"Kalau bicara etika pemerintahan, jika dipenghujung periode Presiden meratifikasi rasanya Presiden kurang beretika," ujar ahli hukum tata negara, Refly Harun melalui pernyataannya, Kamis (16/10).
Ia menilai keputusan ini hanya akan membebani pemerintahan berikutnya. Terlebih FCTC merupakan salah satu produk kebijakan strategis. Di samping itu juga masih terdapat pro kontra atas rencana ratifikasi FCTC.
"Ini bakal menjadi beban bagi pemerintah selanjutnya, beban itu dinilai dari tingkat kontroversinya," ujar Refly.

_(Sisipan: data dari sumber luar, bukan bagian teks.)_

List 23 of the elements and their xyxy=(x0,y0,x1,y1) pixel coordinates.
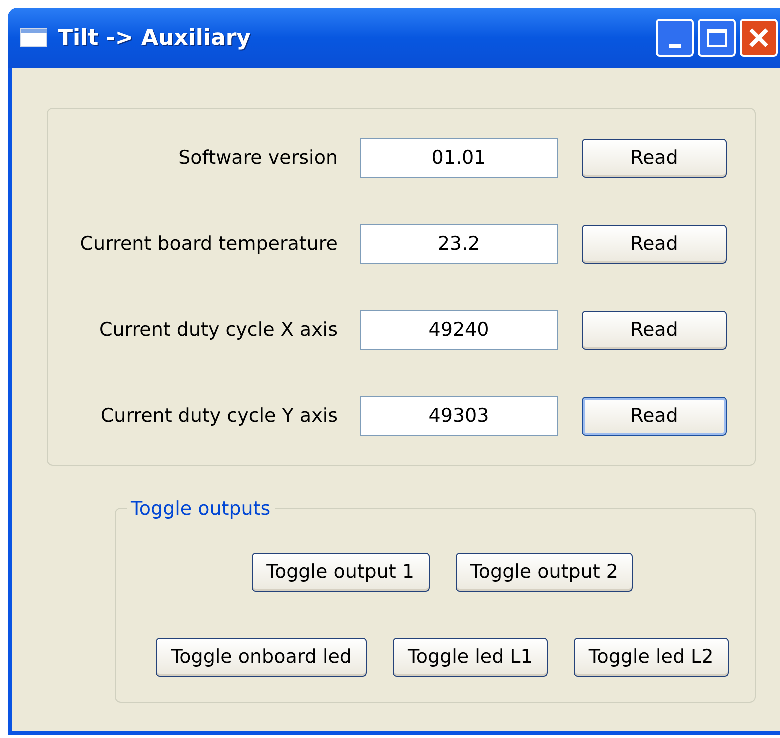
push-button[interactable]: Read xyxy=(582,138,727,178)
value-field[interactable]: 49240 xyxy=(360,310,558,350)
window-title: Tilt -> Auxiliary xyxy=(58,24,252,52)
value-field[interactable]: 01.01 xyxy=(360,138,558,178)
push-button[interactable]: Read xyxy=(582,224,727,264)
push-button[interactable]: Toggle onboard led xyxy=(156,638,367,677)
push-button[interactable]: Toggle output 2 xyxy=(456,553,634,592)
field-label: Software version xyxy=(178,146,338,171)
push-button[interactable]: Toggle output 1 xyxy=(252,553,430,592)
minimize-button[interactable] xyxy=(656,19,694,57)
window-icon xyxy=(20,28,48,48)
value-field[interactable]: 23.2 xyxy=(360,224,558,264)
field-label: Current board temperature xyxy=(79,232,338,257)
value-field[interactable]: 49303 xyxy=(360,396,558,436)
push-button[interactable]: Toggle led L2 xyxy=(574,638,729,677)
field-label: Current duty cycle Y axis xyxy=(100,404,338,429)
close-icon xyxy=(748,27,770,49)
maximize-button[interactable] xyxy=(698,19,736,57)
push-button[interactable]: Toggle led L1 xyxy=(392,638,548,677)
push-button[interactable]: Read xyxy=(582,396,727,436)
close-button[interactable] xyxy=(740,19,778,57)
push-button[interactable]: Read xyxy=(582,310,727,350)
field-label: Current duty cycle X axis xyxy=(98,318,338,343)
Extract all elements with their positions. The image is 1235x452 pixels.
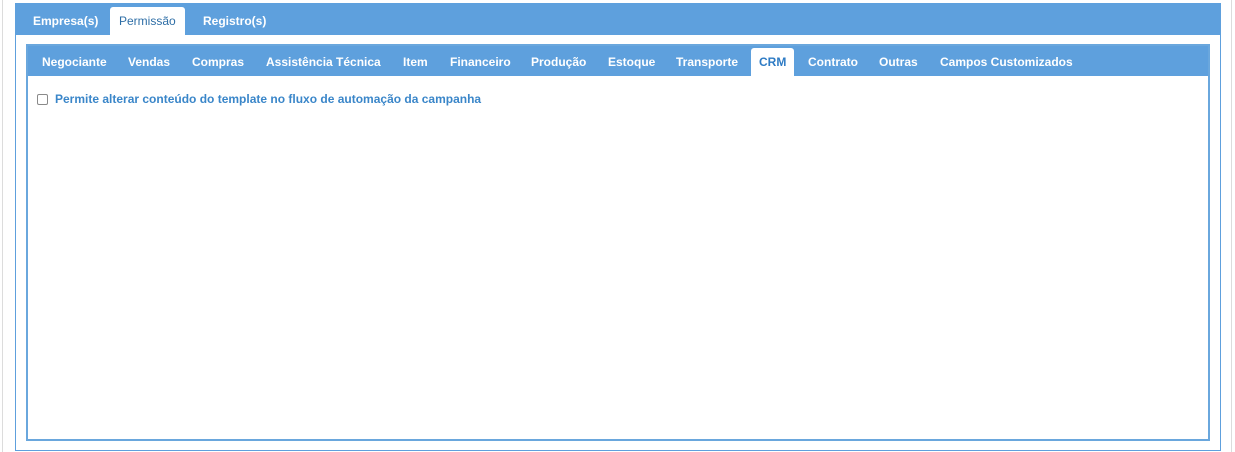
subtab-negociante[interactable]: Negociante	[34, 48, 115, 76]
tab-empresas[interactable]: Empresa(s)	[24, 7, 107, 35]
subtab-item[interactable]: Item	[395, 48, 436, 76]
checkbox-unchecked-icon[interactable]	[37, 93, 48, 105]
subtab-vendas[interactable]: Vendas	[120, 48, 178, 76]
subtab-compras[interactable]: Compras	[184, 48, 252, 76]
crm-option-row[interactable]: Permite alterar conteúdo do template no …	[37, 91, 481, 107]
subtab-contrato[interactable]: Contrato	[800, 48, 866, 76]
permission-tab-bar: Negociante Vendas Compras Assistência Té…	[28, 46, 1208, 76]
subtab-assistencia-tecnica[interactable]: Assistência Técnica	[258, 48, 389, 76]
subtab-estoque[interactable]: Estoque	[600, 48, 663, 76]
subtab-campos-customizados[interactable]: Campos Customizados	[932, 48, 1081, 76]
subtab-producao[interactable]: Produção	[523, 48, 594, 76]
option-label-template-flow[interactable]: Permite alterar conteúdo do template no …	[55, 92, 481, 106]
subtab-transporte[interactable]: Transporte	[668, 48, 746, 76]
subtab-financeiro[interactable]: Financeiro	[442, 48, 519, 76]
subtab-outras[interactable]: Outras	[871, 48, 926, 76]
subtab-crm[interactable]: CRM	[751, 48, 795, 76]
tab-permissao[interactable]: Permissão	[110, 7, 185, 35]
main-tab-bar: Empresa(s) Permissão Registro(s)	[16, 4, 1220, 35]
settings-panel: Empresa(s) Permissão Registro(s) Negocia…	[15, 3, 1221, 451]
tab-registros[interactable]: Registro(s)	[194, 7, 275, 35]
permission-panel: Negociante Vendas Compras Assistência Té…	[26, 44, 1210, 441]
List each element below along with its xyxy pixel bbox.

Refly menegaskan, kebijakan tembakau ini menyangkut kepentingan rakyat banyak, karena itu prosesnya tidak mudah. Presiden sebaiknya mengajak DPR untuk duduk bersama membahas rencana ini, bukan meratifikasi secara sepihak. Maka, tambah Refly, sangat tidak baik tidak bisa ditetapkan dalam kurun waktu kurang dari 10 hari sisa pemerintahan.
"Jadi harus persetujuan DPR, bukan dalam bentuk Peraturan Presiden (Perpres)," tegasnya.
Sebelumnya, senada dengan Refly, Guru Besar Hukum Internasional Universitas Indonesia, Hikmahanto Juwana menegaskan, jika Presiden SBY memutuskan mengaksesi FCTC bisa diartikan sebagai tindakan abai pemerintah terhadap kesejahteraan rakyatnya. Dia menambahkan, bertani tembakau sudah menjadi tradisi turun temurun sebagian masyarakat Indonesia dalam mencapai kesejahteraan. Dukungan Pemerintah terhadap kelangsungan pertanian tembakau adalah bagian dari perwujudan kesejahteraan tersebut.